La vente de la propriété dans la rue Friedrich évitée de justesse
Alors que le conseil d’administration de la communauté juive a dû contacter la ville à plusieurs reprises pour enfin obtenir des fonds pour la réparation de la synagogue, La Jewish Restitution Successor Organization (IRSO) (« Organisation Juive de Succession pour la Restitution ») a également demandé la restitution des propriétés du 31 et du 33 de la rue Friedrich. Elle voulait vendre les propriétés à la ville. Le conseil de la communauté juive a pu intervenir juste à temps pour empêcher la vente. L’IRSO avait été fondée à New York en 1948 pour restituer les biens restés sans héritiers connus des personnes persécutées et assassinées pour des raisons raciales. Elle a également repris les biens restitués des institutions et organisations qui avaient été expropriées et dissoutes par le régime nazi. En 1949, l’IRSO a présenté des demandes de restitution des propriétés des synagogues de Michelsberg/Schulberg, à Biebrich et Schierstein.

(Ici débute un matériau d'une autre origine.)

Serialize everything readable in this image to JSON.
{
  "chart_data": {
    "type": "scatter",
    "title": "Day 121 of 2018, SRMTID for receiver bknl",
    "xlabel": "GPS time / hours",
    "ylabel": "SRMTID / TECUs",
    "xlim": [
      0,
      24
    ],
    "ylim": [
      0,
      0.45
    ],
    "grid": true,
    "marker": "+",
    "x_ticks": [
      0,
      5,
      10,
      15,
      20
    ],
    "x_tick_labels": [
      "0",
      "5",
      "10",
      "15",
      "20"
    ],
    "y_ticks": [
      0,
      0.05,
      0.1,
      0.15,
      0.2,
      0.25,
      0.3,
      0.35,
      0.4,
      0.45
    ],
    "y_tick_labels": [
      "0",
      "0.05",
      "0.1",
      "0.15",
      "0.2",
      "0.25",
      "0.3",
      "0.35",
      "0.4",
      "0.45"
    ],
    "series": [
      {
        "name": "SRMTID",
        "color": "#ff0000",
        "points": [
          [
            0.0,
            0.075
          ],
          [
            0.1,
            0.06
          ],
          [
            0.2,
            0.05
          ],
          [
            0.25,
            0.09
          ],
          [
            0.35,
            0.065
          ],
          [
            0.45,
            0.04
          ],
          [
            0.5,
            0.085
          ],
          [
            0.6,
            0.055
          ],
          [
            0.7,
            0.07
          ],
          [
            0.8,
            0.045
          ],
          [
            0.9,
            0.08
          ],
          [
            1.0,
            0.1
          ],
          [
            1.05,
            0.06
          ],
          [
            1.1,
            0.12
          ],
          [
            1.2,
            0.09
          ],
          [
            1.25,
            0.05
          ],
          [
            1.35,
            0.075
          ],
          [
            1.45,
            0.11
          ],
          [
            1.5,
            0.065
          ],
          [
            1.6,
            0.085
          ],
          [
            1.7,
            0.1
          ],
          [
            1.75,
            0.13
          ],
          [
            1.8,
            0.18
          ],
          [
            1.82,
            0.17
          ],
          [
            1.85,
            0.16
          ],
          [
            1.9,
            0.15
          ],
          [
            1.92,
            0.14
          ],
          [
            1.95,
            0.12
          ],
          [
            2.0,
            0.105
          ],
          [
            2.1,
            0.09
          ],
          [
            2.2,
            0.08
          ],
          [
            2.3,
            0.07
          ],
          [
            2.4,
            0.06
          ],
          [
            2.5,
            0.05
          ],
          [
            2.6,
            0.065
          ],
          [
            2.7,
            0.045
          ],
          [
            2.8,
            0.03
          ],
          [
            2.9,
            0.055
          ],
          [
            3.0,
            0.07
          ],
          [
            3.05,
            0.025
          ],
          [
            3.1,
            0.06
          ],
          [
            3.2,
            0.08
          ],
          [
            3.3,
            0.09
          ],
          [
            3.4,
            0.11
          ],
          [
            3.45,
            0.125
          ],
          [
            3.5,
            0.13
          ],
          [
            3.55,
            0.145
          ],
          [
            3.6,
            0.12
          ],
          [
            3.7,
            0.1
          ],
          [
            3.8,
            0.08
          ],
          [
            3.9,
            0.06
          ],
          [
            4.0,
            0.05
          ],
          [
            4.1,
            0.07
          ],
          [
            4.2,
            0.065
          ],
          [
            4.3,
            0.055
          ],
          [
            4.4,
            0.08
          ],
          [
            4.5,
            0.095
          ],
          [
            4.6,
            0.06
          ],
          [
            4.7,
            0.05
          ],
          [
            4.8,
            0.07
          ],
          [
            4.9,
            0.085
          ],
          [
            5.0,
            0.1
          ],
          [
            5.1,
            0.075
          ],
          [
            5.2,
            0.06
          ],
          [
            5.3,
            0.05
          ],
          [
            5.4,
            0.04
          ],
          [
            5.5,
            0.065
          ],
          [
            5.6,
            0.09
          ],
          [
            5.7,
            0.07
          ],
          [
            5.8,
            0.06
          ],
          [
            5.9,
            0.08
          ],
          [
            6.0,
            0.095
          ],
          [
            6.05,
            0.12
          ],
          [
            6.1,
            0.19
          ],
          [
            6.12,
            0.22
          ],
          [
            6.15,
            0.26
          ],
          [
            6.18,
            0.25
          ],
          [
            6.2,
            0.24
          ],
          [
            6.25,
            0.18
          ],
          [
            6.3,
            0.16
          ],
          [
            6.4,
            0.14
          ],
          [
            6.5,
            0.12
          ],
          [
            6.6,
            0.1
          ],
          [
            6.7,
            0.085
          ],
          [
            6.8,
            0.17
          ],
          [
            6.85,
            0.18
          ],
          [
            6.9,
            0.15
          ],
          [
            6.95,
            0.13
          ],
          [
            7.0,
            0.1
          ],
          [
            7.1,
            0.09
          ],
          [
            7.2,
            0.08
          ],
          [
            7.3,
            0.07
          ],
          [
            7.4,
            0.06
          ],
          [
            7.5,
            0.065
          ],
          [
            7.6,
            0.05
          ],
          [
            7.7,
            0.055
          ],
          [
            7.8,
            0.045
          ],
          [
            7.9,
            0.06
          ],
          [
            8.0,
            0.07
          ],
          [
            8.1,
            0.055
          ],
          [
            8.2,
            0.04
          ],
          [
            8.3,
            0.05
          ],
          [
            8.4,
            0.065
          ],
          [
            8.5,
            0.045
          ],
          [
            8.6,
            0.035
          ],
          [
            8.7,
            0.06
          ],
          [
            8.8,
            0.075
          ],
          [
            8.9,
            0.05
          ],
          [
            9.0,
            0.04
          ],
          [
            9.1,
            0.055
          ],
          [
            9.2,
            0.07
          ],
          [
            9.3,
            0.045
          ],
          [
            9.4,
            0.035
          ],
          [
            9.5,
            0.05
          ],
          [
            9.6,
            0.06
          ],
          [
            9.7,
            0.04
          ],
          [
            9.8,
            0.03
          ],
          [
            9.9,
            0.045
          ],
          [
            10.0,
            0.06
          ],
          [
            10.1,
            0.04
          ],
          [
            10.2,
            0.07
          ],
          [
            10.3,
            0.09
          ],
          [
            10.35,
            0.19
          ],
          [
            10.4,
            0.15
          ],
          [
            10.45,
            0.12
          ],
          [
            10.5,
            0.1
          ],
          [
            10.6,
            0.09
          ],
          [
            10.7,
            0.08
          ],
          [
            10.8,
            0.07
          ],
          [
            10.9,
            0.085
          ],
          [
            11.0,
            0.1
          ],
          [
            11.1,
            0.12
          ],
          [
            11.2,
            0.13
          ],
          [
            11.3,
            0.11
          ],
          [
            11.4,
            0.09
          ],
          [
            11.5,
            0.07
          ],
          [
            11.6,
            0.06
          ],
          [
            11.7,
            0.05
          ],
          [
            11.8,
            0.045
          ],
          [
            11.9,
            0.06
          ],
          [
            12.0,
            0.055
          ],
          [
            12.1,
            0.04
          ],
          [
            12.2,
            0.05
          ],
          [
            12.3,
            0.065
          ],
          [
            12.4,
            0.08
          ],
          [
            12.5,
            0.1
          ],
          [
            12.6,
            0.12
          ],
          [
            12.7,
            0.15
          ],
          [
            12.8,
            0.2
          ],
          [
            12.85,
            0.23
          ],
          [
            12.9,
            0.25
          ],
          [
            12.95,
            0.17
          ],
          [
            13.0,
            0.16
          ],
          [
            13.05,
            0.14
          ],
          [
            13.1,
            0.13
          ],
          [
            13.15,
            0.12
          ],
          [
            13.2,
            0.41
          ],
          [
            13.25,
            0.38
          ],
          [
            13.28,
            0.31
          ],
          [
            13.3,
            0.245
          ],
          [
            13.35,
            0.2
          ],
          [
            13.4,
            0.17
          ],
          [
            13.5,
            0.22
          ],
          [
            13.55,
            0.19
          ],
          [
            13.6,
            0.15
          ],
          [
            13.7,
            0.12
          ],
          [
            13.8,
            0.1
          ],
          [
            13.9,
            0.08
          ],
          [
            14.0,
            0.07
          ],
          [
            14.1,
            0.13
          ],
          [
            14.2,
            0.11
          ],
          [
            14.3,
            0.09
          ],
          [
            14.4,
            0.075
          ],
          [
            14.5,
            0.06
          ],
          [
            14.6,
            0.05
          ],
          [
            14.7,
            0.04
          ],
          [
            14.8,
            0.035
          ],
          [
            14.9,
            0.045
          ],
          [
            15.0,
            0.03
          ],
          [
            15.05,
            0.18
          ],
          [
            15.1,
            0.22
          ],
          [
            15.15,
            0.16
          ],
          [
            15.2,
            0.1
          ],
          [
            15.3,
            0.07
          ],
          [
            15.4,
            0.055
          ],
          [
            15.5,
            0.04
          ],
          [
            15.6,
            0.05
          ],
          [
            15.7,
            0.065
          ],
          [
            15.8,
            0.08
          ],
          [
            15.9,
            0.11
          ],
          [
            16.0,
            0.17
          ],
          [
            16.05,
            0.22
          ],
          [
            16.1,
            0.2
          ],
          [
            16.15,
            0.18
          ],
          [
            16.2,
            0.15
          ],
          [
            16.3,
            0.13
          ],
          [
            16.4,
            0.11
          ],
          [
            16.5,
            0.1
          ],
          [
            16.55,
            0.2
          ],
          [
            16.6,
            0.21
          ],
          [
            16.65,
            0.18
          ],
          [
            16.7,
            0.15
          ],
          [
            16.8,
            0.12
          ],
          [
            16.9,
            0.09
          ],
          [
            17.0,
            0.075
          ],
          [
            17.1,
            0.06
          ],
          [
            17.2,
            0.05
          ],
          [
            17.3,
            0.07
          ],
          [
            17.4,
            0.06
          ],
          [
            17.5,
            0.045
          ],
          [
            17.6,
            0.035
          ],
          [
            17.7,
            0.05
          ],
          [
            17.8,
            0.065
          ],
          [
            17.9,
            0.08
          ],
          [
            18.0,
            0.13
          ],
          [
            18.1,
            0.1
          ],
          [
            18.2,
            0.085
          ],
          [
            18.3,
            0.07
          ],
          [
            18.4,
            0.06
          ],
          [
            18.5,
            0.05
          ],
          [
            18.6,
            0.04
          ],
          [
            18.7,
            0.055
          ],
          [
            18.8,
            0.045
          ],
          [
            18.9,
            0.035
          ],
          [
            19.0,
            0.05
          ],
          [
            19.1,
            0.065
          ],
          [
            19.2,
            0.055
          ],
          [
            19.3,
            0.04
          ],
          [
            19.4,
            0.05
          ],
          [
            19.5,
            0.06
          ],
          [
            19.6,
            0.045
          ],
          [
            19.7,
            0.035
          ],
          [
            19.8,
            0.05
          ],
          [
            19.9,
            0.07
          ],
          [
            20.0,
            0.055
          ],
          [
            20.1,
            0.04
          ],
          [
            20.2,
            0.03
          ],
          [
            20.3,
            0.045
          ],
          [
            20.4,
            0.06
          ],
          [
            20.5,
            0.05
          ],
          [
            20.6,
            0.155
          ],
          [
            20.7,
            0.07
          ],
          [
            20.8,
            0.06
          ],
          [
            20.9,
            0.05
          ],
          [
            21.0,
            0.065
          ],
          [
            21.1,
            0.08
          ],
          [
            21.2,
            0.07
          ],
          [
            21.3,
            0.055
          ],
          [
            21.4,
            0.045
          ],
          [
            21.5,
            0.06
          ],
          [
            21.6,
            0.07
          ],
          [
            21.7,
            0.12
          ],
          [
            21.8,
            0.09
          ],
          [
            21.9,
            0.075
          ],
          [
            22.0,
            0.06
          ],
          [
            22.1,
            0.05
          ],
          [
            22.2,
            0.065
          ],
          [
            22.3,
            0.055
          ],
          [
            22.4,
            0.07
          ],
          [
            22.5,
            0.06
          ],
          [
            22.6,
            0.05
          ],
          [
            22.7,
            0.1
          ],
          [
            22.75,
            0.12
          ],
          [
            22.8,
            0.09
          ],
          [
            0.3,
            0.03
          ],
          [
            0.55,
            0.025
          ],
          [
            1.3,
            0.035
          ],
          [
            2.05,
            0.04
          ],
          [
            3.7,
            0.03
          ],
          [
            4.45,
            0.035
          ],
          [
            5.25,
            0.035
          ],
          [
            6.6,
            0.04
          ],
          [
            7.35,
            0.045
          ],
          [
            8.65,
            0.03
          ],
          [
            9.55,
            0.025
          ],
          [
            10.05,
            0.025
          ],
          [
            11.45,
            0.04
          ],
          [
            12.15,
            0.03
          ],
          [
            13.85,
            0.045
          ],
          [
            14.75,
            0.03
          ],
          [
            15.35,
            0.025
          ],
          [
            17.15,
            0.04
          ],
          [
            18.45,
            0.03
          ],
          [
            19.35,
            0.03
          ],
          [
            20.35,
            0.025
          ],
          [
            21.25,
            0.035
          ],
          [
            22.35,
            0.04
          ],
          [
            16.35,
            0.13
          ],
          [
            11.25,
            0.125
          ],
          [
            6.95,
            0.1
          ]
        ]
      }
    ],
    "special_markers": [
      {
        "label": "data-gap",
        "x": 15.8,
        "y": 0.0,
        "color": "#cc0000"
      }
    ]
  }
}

Les négociations avec le cadastre municipal ont été âpres et se sont soldées par un règlement devant le bureau d’État pour le contrôle des biens et la restitution. En 1954, l’IRSO a introduit, au nom de la communauté juive de Wiesbaden, d’autres demandes sur la base de la loi fédérale de 1953 sur l’indemnisation des victimes de persécutions nationales-socialistes auprès de l’autorité d’indemnisation du district de Wiesbaden pour les dommages matériels, c’est-à-dire pour la profanation de la synagogue de la rue Friedrich et la destruction de celle de Michelsberg. L’IRSO n’avait manifestement pas supposé, dans ses demandes de restitution, que la vie juive renaîtrait en Allemagne, le pays des coupables. Elle a donc déposé des demandes pour tous les biens qu’elle avait identifiés et pour lesquels il existait un soupçon d’aryanisation et pour lesquels aucune demande de restitution n’avait encore été déposée. Comme dans le cas des bâtiments du 31 et du 33 de la rue Friedrich, cela s’est souvent fait sans consulter les anciens propriétaires juifs, ce qui a souvent entraîné des conflits.